With great trepidation because everyone has made it seem like such a big deal, Lorelai tells Luke that Max proposed to her. He has already guessed (or heard it on the Stars Hollow grapevine), and deliberately behaves in a nonchalant manner.

She is already taken aback, when he begins questioning her about what her plans for married life with Max are. Of course she doesn’t have any – she hasn’t even decided whether to marry Max or not, let alone thought about the reality of it.

Luke’s questions, which are quite rude and intrusive, have the effect of making Lorelai realise in a panic that she and Max haven’t had even one conversation about where they will live as a married couple, whether Max expects Lorelai to keep working, if they plan of having children together, or even how they will manage their joint finances.

Incidentally in this scene, you can get a good look at the coffee brand that Luke uses in the diner. It’s Hills Bros. Coffee, a brand from San Francisco sold since the early twentieth century. It was owned by Sara Lee in 2001, and is now owned by Massimo Zanetti Beverage USA.

Hills Bros claim their coffee has a bold, smooth flavour, but reviews for it tend to say it smells better than it tastes, and is generally pretty mediocre, although very strong and good value for money. Somehow Luke manages to make this average, budget-wise coffee taste amazing – which is quite a feat for someone who doesn’t drink coffee and doesn’t approve of it. Perhaps Lorelai and Rory aren’t as fussy about coffee as they think they are, or they are heavily biased by their love for Luke.

Popsicles

LORELAI: Okay, I’m sharing something with you. Sharing is not making a big deal, sharing is a nice gesture. Like when you’re a kid and you have one of those Popsicles and you break it in two and offer half to another kid. That is sharing, that is what I’m doing.
LUKE: You offered me half a Popsicle?

Popsicle is an American brand name for those sweet frozen snacks on a stick that might otherwise be known as ice pops, ice lollies, ice blocks, or icy poles. Popsicles were invented at the turn of the 20th century, and first manufactured in the 1920s. The brand is now owned by Unilever. Popsicles are easily fairly broken in half in order to share.

“Crazy people”

LUKE: [sees the people in the window] What the hell’s going on with them?
LORELAI: Oh, I don’t know.
LUKE: Crazy people. Whole town should be medicated and put in a rec room with ping pong tables and hand puppets.

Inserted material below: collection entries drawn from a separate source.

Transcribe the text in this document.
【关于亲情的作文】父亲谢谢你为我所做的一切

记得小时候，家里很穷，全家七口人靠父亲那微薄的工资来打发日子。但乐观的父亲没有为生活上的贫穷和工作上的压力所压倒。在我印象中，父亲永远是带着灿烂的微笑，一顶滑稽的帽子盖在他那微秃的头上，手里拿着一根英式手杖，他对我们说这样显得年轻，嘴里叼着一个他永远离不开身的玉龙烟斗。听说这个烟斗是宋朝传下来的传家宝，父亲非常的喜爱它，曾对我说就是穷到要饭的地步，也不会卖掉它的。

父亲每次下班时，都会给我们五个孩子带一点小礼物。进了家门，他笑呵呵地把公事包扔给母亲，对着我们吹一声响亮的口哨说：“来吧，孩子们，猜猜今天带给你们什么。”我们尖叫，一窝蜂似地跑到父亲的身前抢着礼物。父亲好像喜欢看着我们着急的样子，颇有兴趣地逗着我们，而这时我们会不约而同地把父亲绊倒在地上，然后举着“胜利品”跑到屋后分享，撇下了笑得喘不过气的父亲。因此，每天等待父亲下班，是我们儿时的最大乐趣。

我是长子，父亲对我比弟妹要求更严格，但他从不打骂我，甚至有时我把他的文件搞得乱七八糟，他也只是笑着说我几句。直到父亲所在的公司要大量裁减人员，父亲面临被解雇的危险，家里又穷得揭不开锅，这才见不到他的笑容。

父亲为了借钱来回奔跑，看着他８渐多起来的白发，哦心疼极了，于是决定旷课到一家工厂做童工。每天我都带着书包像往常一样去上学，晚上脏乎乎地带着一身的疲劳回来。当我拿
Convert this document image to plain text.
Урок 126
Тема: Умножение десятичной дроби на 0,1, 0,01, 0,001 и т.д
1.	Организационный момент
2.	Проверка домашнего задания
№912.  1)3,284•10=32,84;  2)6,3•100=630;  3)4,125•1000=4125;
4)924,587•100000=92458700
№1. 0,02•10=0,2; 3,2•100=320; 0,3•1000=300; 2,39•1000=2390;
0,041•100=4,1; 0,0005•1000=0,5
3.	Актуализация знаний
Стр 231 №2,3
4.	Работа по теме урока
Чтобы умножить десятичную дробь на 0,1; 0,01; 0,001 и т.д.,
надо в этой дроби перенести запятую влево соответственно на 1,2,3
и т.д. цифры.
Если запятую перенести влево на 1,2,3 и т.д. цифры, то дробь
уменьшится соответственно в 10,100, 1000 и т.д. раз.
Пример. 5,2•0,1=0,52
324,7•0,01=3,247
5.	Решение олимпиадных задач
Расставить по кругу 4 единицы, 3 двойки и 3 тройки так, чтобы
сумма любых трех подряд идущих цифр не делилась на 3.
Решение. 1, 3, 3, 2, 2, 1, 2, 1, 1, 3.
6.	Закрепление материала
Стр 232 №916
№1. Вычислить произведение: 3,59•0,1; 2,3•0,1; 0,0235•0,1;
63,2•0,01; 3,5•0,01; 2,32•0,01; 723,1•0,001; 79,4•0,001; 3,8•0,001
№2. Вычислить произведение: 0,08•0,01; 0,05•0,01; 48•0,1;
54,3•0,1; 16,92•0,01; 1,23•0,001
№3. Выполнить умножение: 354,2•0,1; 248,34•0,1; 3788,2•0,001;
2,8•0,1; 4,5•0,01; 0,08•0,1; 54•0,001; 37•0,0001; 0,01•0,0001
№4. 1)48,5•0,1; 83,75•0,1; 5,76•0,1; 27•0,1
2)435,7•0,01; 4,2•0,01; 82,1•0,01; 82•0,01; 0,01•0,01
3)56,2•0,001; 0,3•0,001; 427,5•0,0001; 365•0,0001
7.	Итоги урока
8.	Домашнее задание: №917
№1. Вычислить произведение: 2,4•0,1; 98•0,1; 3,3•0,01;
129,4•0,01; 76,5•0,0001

Luke is describing what he thinks occurs in mental health institutions – psychotropic medication and mild social entertainment. The hand puppets may be (in his mind) to facilitate therapeutic dialogue.

“Roll up a dollar bill”

LUKE: Fresh coffee will be ready in a minute, unless you wanna just roll up a dollar bill and go nuts.
LORELAI: No thanks, I can wait.

Luke is saying sarcastically that if Lorelai can’t wait for a cup of coffee, maybe she could just snort up coffee grounds with a dollar bill, as if she is doing a line of cocaine. It’s a comment on how much of a coffee addict he thinks she is.